Begin Year-End Tax Planning Now: This year’s tax cut gives many taxpayers an opportunity to put tax dollars back into their pockets now, according to John Battaglia, a director in the Private Client Advisors Practice of Deloitte & Touche.

“Some individuals mistakenly think that the immediate benefits of this year’s tax changes were limited to the advanced payment of the increased child credit or changes in withholding tables,” Battaglia said. “But individuals should review their 2003 tax position now and take appropriate steps to minimize taxes. ... These steps can produce immediate reductions to estimated tax payments.”

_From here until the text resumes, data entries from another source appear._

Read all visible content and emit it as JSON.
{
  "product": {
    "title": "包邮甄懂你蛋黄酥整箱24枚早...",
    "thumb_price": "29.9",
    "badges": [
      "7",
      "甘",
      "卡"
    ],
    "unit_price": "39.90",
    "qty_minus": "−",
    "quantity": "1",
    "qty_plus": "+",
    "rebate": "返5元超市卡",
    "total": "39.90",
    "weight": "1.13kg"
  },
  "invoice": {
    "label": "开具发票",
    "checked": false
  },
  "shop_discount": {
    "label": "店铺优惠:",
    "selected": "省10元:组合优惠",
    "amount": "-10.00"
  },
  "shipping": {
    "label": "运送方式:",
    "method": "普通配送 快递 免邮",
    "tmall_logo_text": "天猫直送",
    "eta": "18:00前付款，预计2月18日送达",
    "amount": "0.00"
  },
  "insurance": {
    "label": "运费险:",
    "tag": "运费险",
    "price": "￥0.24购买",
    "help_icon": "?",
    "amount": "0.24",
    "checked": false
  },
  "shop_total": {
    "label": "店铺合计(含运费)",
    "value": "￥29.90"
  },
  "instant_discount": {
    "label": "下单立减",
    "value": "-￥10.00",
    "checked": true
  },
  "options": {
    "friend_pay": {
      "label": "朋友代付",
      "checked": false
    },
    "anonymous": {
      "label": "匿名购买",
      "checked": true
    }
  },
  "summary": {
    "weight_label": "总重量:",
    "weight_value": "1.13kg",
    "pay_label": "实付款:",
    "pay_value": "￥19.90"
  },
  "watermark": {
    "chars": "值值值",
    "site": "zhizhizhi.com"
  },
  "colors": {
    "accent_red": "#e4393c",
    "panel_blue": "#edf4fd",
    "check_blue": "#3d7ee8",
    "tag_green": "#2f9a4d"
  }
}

Some points Battaglia recommends keeping in mind at estimate time include:

● Basing estimates on the current year’s liability. Battaglia advises checking whether it is more advantageous to base estimates on the projected current-year liability instead of last year’s, because the new law dropped income tax rates for this year.

● Adjusting withholding. The new federal withholding rate for bonus or supplemental payments has increased to 25 percent. “If you need additional tax withheld to avoid estimated tax penalties in the earlier quarters,” says Battaglia, “you should alert your payroll department to withhold additional tax before receiving the bonus.”

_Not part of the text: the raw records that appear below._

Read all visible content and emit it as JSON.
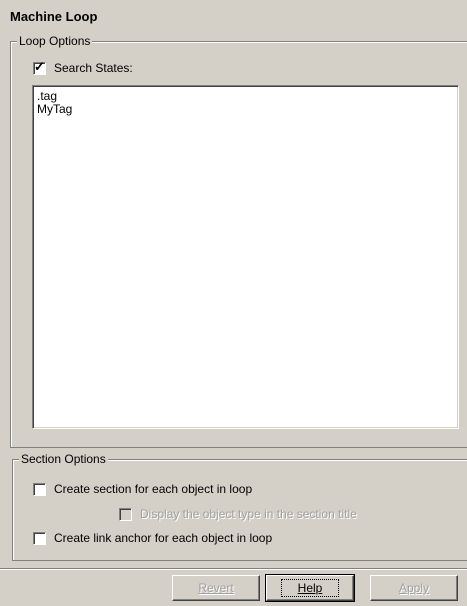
{
  "title": "Machine Loop",
  "loop_options": {
    "legend": "Loop Options",
    "search_states": {
      "label": "Search States:",
      "checked": true
    },
    "list_items": [
      ".tag",
      "MyTag"
    ]
  },
  "section_options": {
    "legend": "Section Options",
    "create_section": {
      "label": "Create section for each object in loop",
      "checked": false
    },
    "display_object_type": {
      "label": "Display the object type in the section title",
      "checked": false,
      "disabled": true
    },
    "create_link_anchor": {
      "label": "Create link anchor for each object in loop",
      "checked": false
    }
  },
  "buttons": {
    "revert": "Revert",
    "help": "Help",
    "apply": "Apply"
  },
  "icons": {
    "check": "check-icon"
  }
}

The tax law changes make it even more critical to start year-end tax planning now, said Battaglia. For example, by taking advantage of the new 50 percent bonus depreciation or the increased asset expensing, both available this year, some individuals may be able to lower their incomes enough to benefit from different types of deductions or credits, such as personal exemptions, IRAs, the child tax credit, and the Hope Scholarship and Lifetime Learning credits. Higher-income taxpayers typically lose these tax benefits as their incomes exceed certain adjusted gross income thresholds.

And some nuances of the new law may catch taxpayers by surprise. “If you plan to use capital losses to offset capital gains, make sure you check how capital transactions occurring before the law change net against post transactions,” he said.>

BUSH Credits Tax Cuts for Promising Economic Signs: In a visit to the “Show Me” state in late September, President George W. Bush claimed that the tax cuts he pushed through over the past two years are responsible for “signs of promise” in the U.S. economy.

He also took a swipe at his Democrat challengers for the presidency in 2004, many of whom have claimed that the tax cuts helped mainly the wealthy, haven’t done much to fuel the economy, and allowed the deficit to balloon to $500 billion.

“They argue we should return to the way things were in 2001. What they’re really saying is they want to raise taxes,” Bush said in a speech at the Kansas City Convention Center. “Higher taxes will not create one job. Raising taxes would hurt economic growth. Tax relief has put this nation on the path of prosperity, and I intend to keep it on the path to prosperity.”

Bush has blamed the country’s economic woes on the stock market collapse that began in 2000, the wars in Afghanistan and Iraq, and the corporate accounting scandals that shook Wall Street. He said that the tax cuts his administration pushed through Congress earlier this year have kept the recession from being longer and deeper.

Proposed Regs Cover Foreign Currency Debt Instruments: New proposed regulations from the Treasury Department provide detailed rules on the tax treatment of contingent payment debt instruments that are denominated in a foreign currency.

Existing regulations cover the tax treatment of non-contingent debt instruments denominated in foreign currency, and on contingent payment debt instruments not denominated in foreign currency. The new proposed regulations fill the gap between these two existing sets of rules.

The proposed regulations generally apply the “non-contingent bond method” under Section 1275 regulations to the debt instrument in the currency in which it is denominated.

The resulting amounts then are translated into the taxpayer’s functional currency, and gain or loss determined under rules similar to the existing rules for non-contingent foreign currency-denominated debt instruments.